Try not putting any oil or gas in your car for a while and see what happens. We are way more complicated than a car engine.

Badassmama · 02/01/2020 23:31

That’s your opinion, in her mind it might be a lifeline, she could be talking with other people in the same position online and at the end of the day, she needs to talk to someone and a once a fortnight counselling session isn’t going to be enough. As awful as it may be for you, she isn’t ready to talk to you about it. Ask her how you can help her, work on strategies together and don’t just give her a ‘one size fits all solution’ of exercise and new hobbies that you’ve found on the internet. Good luck Op.

Alexandra80 · 02/01/2020 23:43

Yeah exercise is good for mental health but it's hard to do when even basic stuff is hard, like getting out of bed, out of the house, dressed etc. I have never been able to accurately explain to anyone without MH issues how you just can't sometimes. Especially in the early days/before you have a good handle on your "issues" or much insight. Yes it's good to try but don't push that as a magical cure. It's not. And in times of great stress/a depressive episode it can be enough to send someone the other way. It's more guilt. More expectations. More things they're not achieving. You have to tread that line carefully and remember not to push it like it'll cure everything but just gently nudge and encourage any steps out of that situation, no matter how small.

Alexandra80 · 02/01/2020 23:45

Also I was glued to my laptop too, to my dms despair. It was my lifeline. I posted on forums for teen MH. I used it as a distraction. I wrote my feelings down in a word document. It wasn't healthy but it served a purpose while I was very unwell and constantly felt like cutting myself.

oncemorewithfeeling99 · 02/01/2020 23:49

If you can afford it then private family therapy might be helpful to enable you to support her.

LadyLightning · 03/01/2020 00:08

Your daughter wont open up to a counsellor if she feels what she says will be reported back. Often people dont wont to burden the people closest to them with their problems, or dont want them to view them differently in the future. Or, in the case of children, there may be things in the family which bother her but she doesnt feel able to open up about yet. Why were you not in touch with the counsellor sooner to ask what you can do to help your daughter? You are blaming the counsellor for a lot, but she is trying to help your daughter and being down on her is not going to help.

Rachie1973 · 03/01/2020 00:22

She was on her phone all day until 2. Plenty of time to contact friends. That was far too much,she is refusing to hand over her lap top. All day on a lap top is not going to help her mental health.

You make it sound like a punishment.
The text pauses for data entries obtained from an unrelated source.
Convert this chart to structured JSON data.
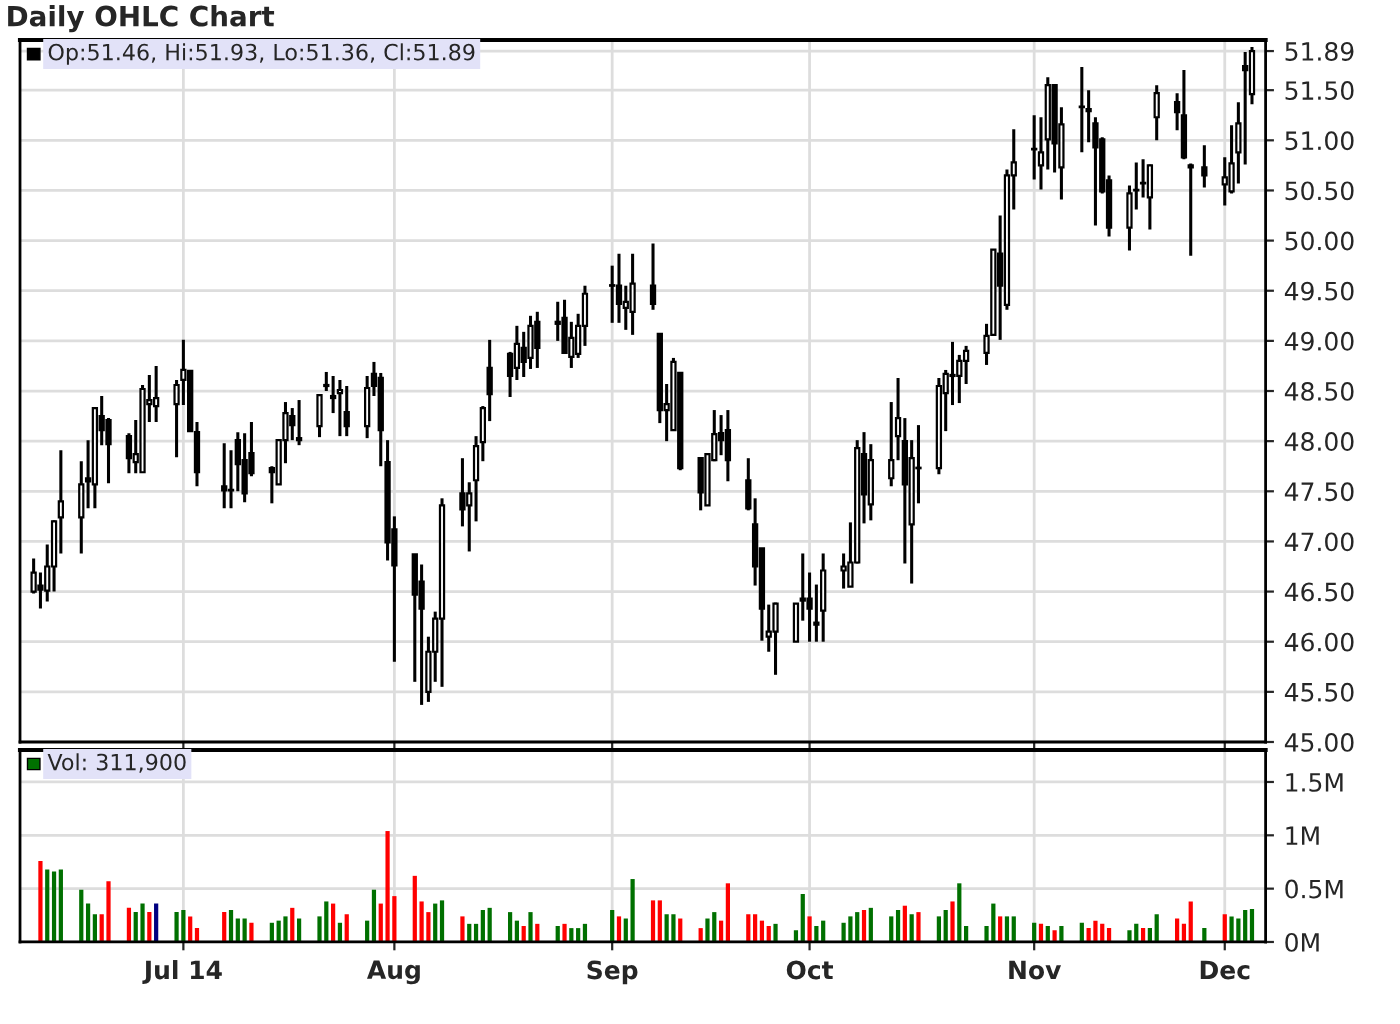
{
  "chart_data": [
    {
      "type": "candlestick",
      "title": "Daily OHLC Chart",
      "color": "#000000",
      "annotations": [
        "Op:51.46, Hi:51.93, Lo:51.36, Cl:51.89"
      ],
      "x": [
        "2014-06-09",
        "2014-06-10",
        "2014-06-11",
        "2014-06-12",
        "2014-06-13",
        "2014-06-16",
        "2014-06-17",
        "2014-06-18",
        "2014-06-19",
        "2014-06-20",
        "2014-06-23",
        "2014-06-24",
        "2014-06-25",
        "2014-06-26",
        "2014-06-27",
        "2014-06-30",
        "2014-07-01",
        "2014-07-02",
        "2014-07-03",
        "2014-07-07",
        "2014-07-08",
        "2014-07-09",
        "2014-07-10",
        "2014-07-11",
        "2014-07-14",
        "2014-07-15",
        "2014-07-16",
        "2014-07-17",
        "2014-07-18",
        "2014-07-21",
        "2014-07-22",
        "2014-07-23",
        "2014-07-24",
        "2014-07-25",
        "2014-07-28",
        "2014-07-29",
        "2014-07-30",
        "2014-07-31",
        "2014-08-01",
        "2014-08-04",
        "2014-08-05",
        "2014-08-06",
        "2014-08-07",
        "2014-08-08",
        "2014-08-11",
        "2014-08-12",
        "2014-08-13",
        "2014-08-14",
        "2014-08-15",
        "2014-08-18",
        "2014-08-19",
        "2014-08-20",
        "2014-08-21",
        "2014-08-22",
        "2014-08-25",
        "2014-08-26",
        "2014-08-27",
        "2014-08-28",
        "2014-08-29",
        "2014-09-02",
        "2014-09-03",
        "2014-09-04",
        "2014-09-05",
        "2014-09-08",
        "2014-09-09",
        "2014-09-10",
        "2014-09-11",
        "2014-09-12",
        "2014-09-15",
        "2014-09-16",
        "2014-09-17",
        "2014-09-18",
        "2014-09-19",
        "2014-09-22",
        "2014-09-23",
        "2014-09-24",
        "2014-09-25",
        "2014-09-26",
        "2014-09-29",
        "2014-09-30",
        "2014-10-01",
        "2014-10-02",
        "2014-10-03",
        "2014-10-06",
        "2014-10-07",
        "2014-10-08",
        "2014-10-09",
        "2014-10-10",
        "2014-10-13",
        "2014-10-14",
        "2014-10-15",
        "2014-10-16",
        "2014-10-17",
        "2014-10-20",
        "2014-10-21",
        "2014-10-22",
        "2014-10-23",
        "2014-10-24",
        "2014-10-27",
        "2014-10-28",
        "2014-10-29",
        "2014-10-30",
        "2014-10-31",
        "2014-11-03",
        "2014-11-04",
        "2014-11-05",
        "2014-11-06",
        "2014-11-07",
        "2014-11-10",
        "2014-11-11",
        "2014-11-12",
        "2014-11-13",
        "2014-11-14",
        "2014-11-17",
        "2014-11-18",
        "2014-11-19",
        "2014-11-20",
        "2014-11-21",
        "2014-11-24",
        "2014-11-25",
        "2014-11-26",
        "2014-11-28",
        "2014-12-01",
        "2014-12-02",
        "2014-12-03",
        "2014-12-04",
        "2014-12-05"
      ],
      "ohlc": [
        [
          46.5,
          46.83,
          46.48,
          46.69
        ],
        [
          46.56,
          46.69,
          46.33,
          46.52
        ],
        [
          46.51,
          46.97,
          46.4,
          46.75
        ],
        [
          46.75,
          47.21,
          46.5,
          47.2
        ],
        [
          47.24,
          47.91,
          46.88,
          47.4
        ],
        [
          47.24,
          47.8,
          46.88,
          47.57
        ],
        [
          47.63,
          48.01,
          47.33,
          47.6
        ],
        [
          47.57,
          48.33,
          47.33,
          48.33
        ],
        [
          48.25,
          48.45,
          47.96,
          48.11
        ],
        [
          48.21,
          48.23,
          47.58,
          47.97
        ],
        [
          48.05,
          48.08,
          47.68,
          47.83
        ],
        [
          47.79,
          48.21,
          47.68,
          47.87
        ],
        [
          47.69,
          48.56,
          47.69,
          48.52
        ],
        [
          48.37,
          48.66,
          48.19,
          48.41
        ],
        [
          48.35,
          48.75,
          48.19,
          48.43
        ],
        [
          48.37,
          48.61,
          47.84,
          48.56
        ],
        [
          48.61,
          49.01,
          48.36,
          48.71
        ],
        [
          48.7,
          48.7,
          48.1,
          48.1
        ],
        [
          48.09,
          48.19,
          47.55,
          47.69
        ],
        [
          47.55,
          47.98,
          47.33,
          47.51
        ],
        [
          47.51,
          47.91,
          47.33,
          47.51
        ],
        [
          48.01,
          48.09,
          47.5,
          47.77
        ],
        [
          47.81,
          48.08,
          47.39,
          47.48
        ],
        [
          47.88,
          48.19,
          47.65,
          47.68
        ],
        [
          47.73,
          47.75,
          47.38,
          47.69
        ],
        [
          47.57,
          48.01,
          47.57,
          48.01
        ],
        [
          48.01,
          48.39,
          47.78,
          48.28
        ],
        [
          48.25,
          48.33,
          48.01,
          48.16
        ],
        [
          48.03,
          48.41,
          47.96,
          48.01
        ],
        [
          48.15,
          48.47,
          48.04,
          48.46
        ],
        [
          48.56,
          48.69,
          48.5,
          48.55
        ],
        [
          48.45,
          48.65,
          48.28,
          48.43
        ],
        [
          48.48,
          48.61,
          48.05,
          48.51
        ],
        [
          48.29,
          48.55,
          48.05,
          48.15
        ],
        [
          48.15,
          48.65,
          48.03,
          48.53
        ],
        [
          48.67,
          48.79,
          48.45,
          48.55
        ],
        [
          48.63,
          48.68,
          47.75,
          48.11
        ],
        [
          47.79,
          48.01,
          46.81,
          46.99
        ],
        [
          47.12,
          47.25,
          45.8,
          46.76
        ],
        [
          46.87,
          46.87,
          45.6,
          46.47
        ],
        [
          46.6,
          46.77,
          45.37,
          46.33
        ],
        [
          45.5,
          46.05,
          45.4,
          45.9
        ],
        [
          45.9,
          46.3,
          45.6,
          46.23
        ],
        [
          46.23,
          47.43,
          45.55,
          47.36
        ],
        [
          47.48,
          47.83,
          47.15,
          47.32
        ],
        [
          47.36,
          47.59,
          46.9,
          47.48
        ],
        [
          47.61,
          48.05,
          47.2,
          47.95
        ],
        [
          47.99,
          48.35,
          47.8,
          48.33
        ],
        [
          48.73,
          49.01,
          48.2,
          48.47
        ],
        [
          48.87,
          48.89,
          48.44,
          48.65
        ],
        [
          48.73,
          49.15,
          48.61,
          48.97
        ],
        [
          48.93,
          49.09,
          48.64,
          48.79
        ],
        [
          48.83,
          49.25,
          48.72,
          49.15
        ],
        [
          49.19,
          49.29,
          48.73,
          48.93
        ],
        [
          49.19,
          49.39,
          49.0,
          49.17
        ],
        [
          49.23,
          49.41,
          48.87,
          48.88
        ],
        [
          48.84,
          49.19,
          48.73,
          49.03
        ],
        [
          48.87,
          49.27,
          48.83,
          49.15
        ],
        [
          49.15,
          49.55,
          48.95,
          49.47
        ],
        [
          49.55,
          49.75,
          49.18,
          49.55
        ],
        [
          49.55,
          49.87,
          49.18,
          49.37
        ],
        [
          49.33,
          49.55,
          49.11,
          49.39
        ],
        [
          49.29,
          49.87,
          49.06,
          49.57
        ],
        [
          49.55,
          49.97,
          49.31,
          49.37
        ],
        [
          49.07,
          49.07,
          48.18,
          48.31
        ],
        [
          48.31,
          48.57,
          48.0,
          48.37
        ],
        [
          48.11,
          48.83,
          48.11,
          48.79
        ],
        [
          48.68,
          48.68,
          47.71,
          47.73
        ],
        [
          47.83,
          47.83,
          47.31,
          47.49
        ],
        [
          47.36,
          47.88,
          47.36,
          47.87
        ],
        [
          47.81,
          48.31,
          47.8,
          48.07
        ],
        [
          48.08,
          48.26,
          47.86,
          48.01
        ],
        [
          48.11,
          48.31,
          47.6,
          47.81
        ],
        [
          47.61,
          47.83,
          47.31,
          47.33
        ],
        [
          47.17,
          47.43,
          46.56,
          46.75
        ],
        [
          46.93,
          46.93,
          46.01,
          46.33
        ],
        [
          46.05,
          46.37,
          45.9,
          46.1
        ],
        [
          46.1,
          46.39,
          45.67,
          46.38
        ],
        [
          46.0,
          46.38,
          46.0,
          46.38
        ],
        [
          46.41,
          46.88,
          46.21,
          46.43
        ],
        [
          46.43,
          46.69,
          46.0,
          46.33
        ],
        [
          46.17,
          46.57,
          46.0,
          46.19
        ],
        [
          46.31,
          46.88,
          46.0,
          46.71
        ],
        [
          46.71,
          46.88,
          46.53,
          46.75
        ],
        [
          46.55,
          47.19,
          46.55,
          46.79
        ],
        [
          46.79,
          48.01,
          46.78,
          47.93
        ],
        [
          47.87,
          48.09,
          47.18,
          47.47
        ],
        [
          47.37,
          47.97,
          47.21,
          47.81
        ],
        [
          47.63,
          48.39,
          47.55,
          47.81
        ],
        [
          48.05,
          48.63,
          47.81,
          48.23
        ],
        [
          48.0,
          48.23,
          46.78,
          47.57
        ],
        [
          47.17,
          48.01,
          46.58,
          47.83
        ],
        [
          47.73,
          48.16,
          47.38,
          47.73
        ],
        [
          47.73,
          48.63,
          47.67,
          48.55
        ],
        [
          48.48,
          48.71,
          48.1,
          48.67
        ],
        [
          48.66,
          48.99,
          48.36,
          48.65
        ],
        [
          48.65,
          48.86,
          48.38,
          48.8
        ],
        [
          48.8,
          48.95,
          48.57,
          48.9
        ],
        [
          48.88,
          49.17,
          48.76,
          49.05
        ],
        [
          49.06,
          49.91,
          49.06,
          49.91
        ],
        [
          49.87,
          50.25,
          49.01,
          49.55
        ],
        [
          49.36,
          50.71,
          49.31,
          50.65
        ],
        [
          50.65,
          51.11,
          50.31,
          50.78
        ],
        [
          50.91,
          51.25,
          50.61,
          50.91
        ],
        [
          50.75,
          51.23,
          50.51,
          50.88
        ],
        [
          51.01,
          51.63,
          50.71,
          51.55
        ],
        [
          51.55,
          51.55,
          50.68,
          50.97
        ],
        [
          50.73,
          51.33,
          50.41,
          51.16
        ],
        [
          51.33,
          51.73,
          50.88,
          51.33
        ],
        [
          51.31,
          51.5,
          50.98,
          51.29
        ],
        [
          51.17,
          51.23,
          50.15,
          50.93
        ],
        [
          51.01,
          51.03,
          50.47,
          50.49
        ],
        [
          50.6,
          50.65,
          50.04,
          50.13
        ],
        [
          50.13,
          50.55,
          49.9,
          50.47
        ],
        [
          50.5,
          50.78,
          50.31,
          50.5
        ],
        [
          50.57,
          50.81,
          50.43,
          50.57
        ],
        [
          50.43,
          50.76,
          50.11,
          50.75
        ],
        [
          51.23,
          51.55,
          51.0,
          51.47
        ],
        [
          51.38,
          51.47,
          51.1,
          51.28
        ],
        [
          51.25,
          51.7,
          50.81,
          50.83
        ],
        [
          50.75,
          50.77,
          49.85,
          50.73
        ],
        [
          50.73,
          50.95,
          50.53,
          50.65
        ],
        [
          50.56,
          50.83,
          50.35,
          50.63
        ],
        [
          50.49,
          51.15,
          50.47,
          50.77
        ],
        [
          50.88,
          51.38,
          50.57,
          51.17
        ],
        [
          51.74,
          51.88,
          50.76,
          51.7
        ],
        [
          51.46,
          51.93,
          51.36,
          51.89
        ]
      ],
      "ylim": [
        45.0,
        52.0
      ],
      "yticks": [
        {
          "value": 45.0,
          "label": "45.00"
        },
        {
          "value": 45.5,
          "label": "45.50"
        },
        {
          "value": 46.0,
          "label": "46.00"
        },
        {
          "value": 46.5,
          "label": "46.50"
        },
        {
          "value": 47.0,
          "label": "47.00"
        },
        {
          "value": 47.5,
          "label": "47.50"
        },
        {
          "value": 48.0,
          "label": "48.00"
        },
        {
          "value": 48.5,
          "label": "48.50"
        },
        {
          "value": 49.0,
          "label": "49.00"
        },
        {
          "value": 49.5,
          "label": "49.50"
        },
        {
          "value": 50.0,
          "label": "50.00"
        },
        {
          "value": 50.5,
          "label": "50.50"
        },
        {
          "value": 51.0,
          "label": "51.00"
        },
        {
          "value": 51.5,
          "label": "51.50"
        },
        {
          "value": 51.89,
          "label": "51.89"
        }
      ],
      "xlim": [
        "2014-06-07",
        "2014-12-07"
      ],
      "xticks": [
        {
          "value": "2014-07-01",
          "label": null
        },
        {
          "value": "2014-08-01",
          "label": null
        },
        {
          "value": "2014-09-02",
          "label": null
        },
        {
          "value": "2014-10-01",
          "label": null
        },
        {
          "value": "2014-11-03",
          "label": null
        },
        {
          "value": "2014-12-01",
          "label": null
        }
      ],
      "tick_labels": "y",
      "grid": true
    },
    {
      "type": "bar",
      "annotations": [
        "Vol: 311,900"
      ],
      "x": [
        "2014-06-10",
        "2014-06-11",
        "2014-06-12",
        "2014-06-13",
        "2014-06-16",
        "2014-06-17",
        "2014-06-18",
        "2014-06-19",
        "2014-06-20",
        "2014-06-23",
        "2014-06-24",
        "2014-06-25",
        "2014-06-26",
        "2014-06-27",
        "2014-06-30",
        "2014-07-01",
        "2014-07-02",
        "2014-07-03",
        "2014-07-07",
        "2014-07-08",
        "2014-07-09",
        "2014-07-10",
        "2014-07-11",
        "2014-07-14",
        "2014-07-15",
        "2014-07-16",
        "2014-07-17",
        "2014-07-18",
        "2014-07-21",
        "2014-07-22",
        "2014-07-23",
        "2014-07-24",
        "2014-07-25",
        "2014-07-28",
        "2014-07-29",
        "2014-07-30",
        "2014-07-31",
        "2014-08-01",
        "2014-08-04",
        "2014-08-05",
        "2014-08-06",
        "2014-08-07",
        "2014-08-08",
        "2014-08-11",
        "2014-08-12",
        "2014-08-13",
        "2014-08-14",
        "2014-08-15",
        "2014-08-18",
        "2014-08-19",
        "2014-08-20",
        "2014-08-21",
        "2014-08-22",
        "2014-08-25",
        "2014-08-26",
        "2014-08-27",
        "2014-08-28",
        "2014-08-29",
        "2014-09-02",
        "2014-09-03",
        "2014-09-04",
        "2014-09-05",
        "2014-09-08",
        "2014-09-09",
        "2014-09-10",
        "2014-09-11",
        "2014-09-12",
        "2014-09-15",
        "2014-09-16",
        "2014-09-17",
        "2014-09-18",
        "2014-09-19",
        "2014-09-22",
        "2014-09-23",
        "2014-09-24",
        "2014-09-25",
        "2014-09-26",
        "2014-09-29",
        "2014-09-30",
        "2014-10-01",
        "2014-10-02",
        "2014-10-03",
        "2014-10-06",
        "2014-10-07",
        "2014-10-08",
        "2014-10-09",
        "2014-10-10",
        "2014-10-13",
        "2014-10-14",
        "2014-10-15",
        "2014-10-16",
        "2014-10-17",
        "2014-10-20",
        "2014-10-21",
        "2014-10-22",
        "2014-10-23",
        "2014-10-24",
        "2014-10-27",
        "2014-10-28",
        "2014-10-29",
        "2014-10-30",
        "2014-10-31",
        "2014-11-03",
        "2014-11-04",
        "2014-11-05",
        "2014-11-06",
        "2014-11-07",
        "2014-11-10",
        "2014-11-11",
        "2014-11-12",
        "2014-11-13",
        "2014-11-14",
        "2014-11-17",
        "2014-11-18",
        "2014-11-19",
        "2014-11-20",
        "2014-11-21",
        "2014-11-24",
        "2014-11-25",
        "2014-11-26",
        "2014-11-28",
        "2014-12-01",
        "2014-12-02",
        "2014-12-03",
        "2014-12-04",
        "2014-12-05"
      ],
      "values": [
        0.76,
        0.68,
        0.66,
        0.68,
        0.49,
        0.36,
        0.26,
        0.26,
        0.57,
        0.32,
        0.28,
        0.36,
        0.28,
        0.36,
        0.28,
        0.3,
        0.24,
        0.13,
        0.28,
        0.3,
        0.22,
        0.22,
        0.18,
        0.18,
        0.2,
        0.24,
        0.32,
        0.22,
        0.24,
        0.38,
        0.36,
        0.18,
        0.26,
        0.2,
        0.49,
        0.36,
        1.04,
        0.43,
        0.62,
        0.38,
        0.28,
        0.36,
        0.39,
        0.24,
        0.17,
        0.17,
        0.3,
        0.32,
        0.28,
        0.2,
        0.15,
        0.28,
        0.17,
        0.15,
        0.17,
        0.13,
        0.13,
        0.17,
        0.3,
        0.24,
        0.22,
        0.59,
        0.39,
        0.39,
        0.26,
        0.26,
        0.22,
        0.13,
        0.22,
        0.28,
        0.2,
        0.55,
        0.26,
        0.26,
        0.2,
        0.15,
        0.17,
        0.11,
        0.45,
        0.24,
        0.15,
        0.2,
        0.18,
        0.24,
        0.28,
        0.3,
        0.32,
        0.24,
        0.3,
        0.34,
        0.26,
        0.28,
        0.24,
        0.3,
        0.38,
        0.55,
        0.15,
        0.15,
        0.36,
        0.24,
        0.24,
        0.24,
        0.18,
        0.17,
        0.15,
        0.11,
        0.15,
        0.18,
        0.13,
        0.2,
        0.17,
        0.13,
        0.11,
        0.17,
        0.13,
        0.13,
        0.26,
        0.22,
        0.17,
        0.38,
        0.13,
        0.26,
        0.24,
        0.22,
        0.3,
        0.31
      ],
      "colors": [
        "#ff0000",
        "#007000",
        "#007000",
        "#007000",
        "#007000",
        "#007000",
        "#007000",
        "#ff0000",
        "#ff0000",
        "#ff0000",
        "#007000",
        "#007000",
        "#ff0000",
        "#000080",
        "#007000",
        "#007000",
        "#ff0000",
        "#ff0000",
        "#ff0000",
        "#007000",
        "#007000",
        "#007000",
        "#ff0000",
        "#007000",
        "#007000",
        "#007000",
        "#ff0000",
        "#007000",
        "#007000",
        "#007000",
        "#ff0000",
        "#007000",
        "#ff0000",
        "#007000",
        "#007000",
        "#ff0000",
        "#ff0000",
        "#ff0000",
        "#ff0000",
        "#ff0000",
        "#ff0000",
        "#007000",
        "#007000",
        "#ff0000",
        "#007000",
        "#007000",
        "#007000",
        "#007000",
        "#007000",
        "#007000",
        "#ff0000",
        "#007000",
        "#ff0000",
        "#007000",
        "#ff0000",
        "#007000",
        "#007000",
        "#007000",
        "#007000",
        "#ff0000",
        "#007000",
        "#007000",
        "#ff0000",
        "#ff0000",
        "#007000",
        "#007000",
        "#ff0000",
        "#ff0000",
        "#007000",
        "#007000",
        "#ff0000",
        "#ff0000",
        "#ff0000",
        "#ff0000",
        "#ff0000",
        "#ff0000",
        "#007000",
        "#007000",
        "#007000",
        "#ff0000",
        "#007000",
        "#007000",
        "#007000",
        "#007000",
        "#007000",
        "#ff0000",
        "#007000",
        "#007000",
        "#007000",
        "#ff0000",
        "#007000",
        "#ff0000",
        "#007000",
        "#007000",
        "#ff0000",
        "#007000",
        "#007000",
        "#007000",
        "#007000",
        "#ff0000",
        "#007000",
        "#007000",
        "#007000",
        "#ff0000",
        "#007000",
        "#ff0000",
        "#007000",
        "#007000",
        "#ff0000",
        "#ff0000",
        "#ff0000",
        "#ff0000",
        "#007000",
        "#007000",
        "#ff0000",
        "#007000",
        "#007000",
        "#ff0000",
        "#ff0000",
        "#ff0000",
        "#007000",
        "#ff0000",
        "#007000",
        "#007000",
        "#007000",
        "#007000"
      ],
      "ylim": [
        0,
        1.8
      ],
      "xlim": [
        "2014-06-07",
        "2014-12-07"
      ],
      "yticks": [
        {
          "value": 0,
          "label": "0M"
        },
        {
          "value": 0.5,
          "label": "0.5M"
        },
        {
          "value": 1,
          "label": "1M"
        },
        {
          "value": 1.5,
          "label": "1.5M"
        }
      ],
      "xticks": [
        {
          "value": "2014-07-01",
          "label": "Jul 14"
        },
        {
          "value": "2014-08-01",
          "label": "Aug"
        },
        {
          "value": "2014-09-02",
          "label": "Sep"
        },
        {
          "value": "2014-10-01",
          "label": "Oct"
        },
        {
          "value": "2014-11-03",
          "label": "Nov"
        },
        {
          "value": "2014-12-01",
          "label": "Dec"
        }
      ],
      "grid": true
    }
  ]
}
You’re taking her laptop away for what exactly? Because you think it’s hindering her mental health?

From her point of view..... she’s being punished for being depressed. You’re in danger of creating your own vicious cycle. Punished for failure..... self harm..... depressed....... punished.......... self harm ....... depressed.

I would stop focusing on the screen time for now. I’d stop being so heavy handed about how YOU think she should handle her depression. Perhaps focus on some of the links and advice people have offered.
I wonder if maybe she’s also writing on her laptop, expressing herself in a diary or blog or maybe she’s talking to a support group. I would be very wary at the moment of cutting it.

I’ve been there. As a self harmer. With counselling I came to understand my own issues. No one fixed them for me, I had to examine myself and my own thoughts. I could never have done that without the promise of confidentiality. I still suffer anxiety, and with that comes the depression but I’ve learned other ways of ‘release’ as an adult that doesn’t involve hurting myself.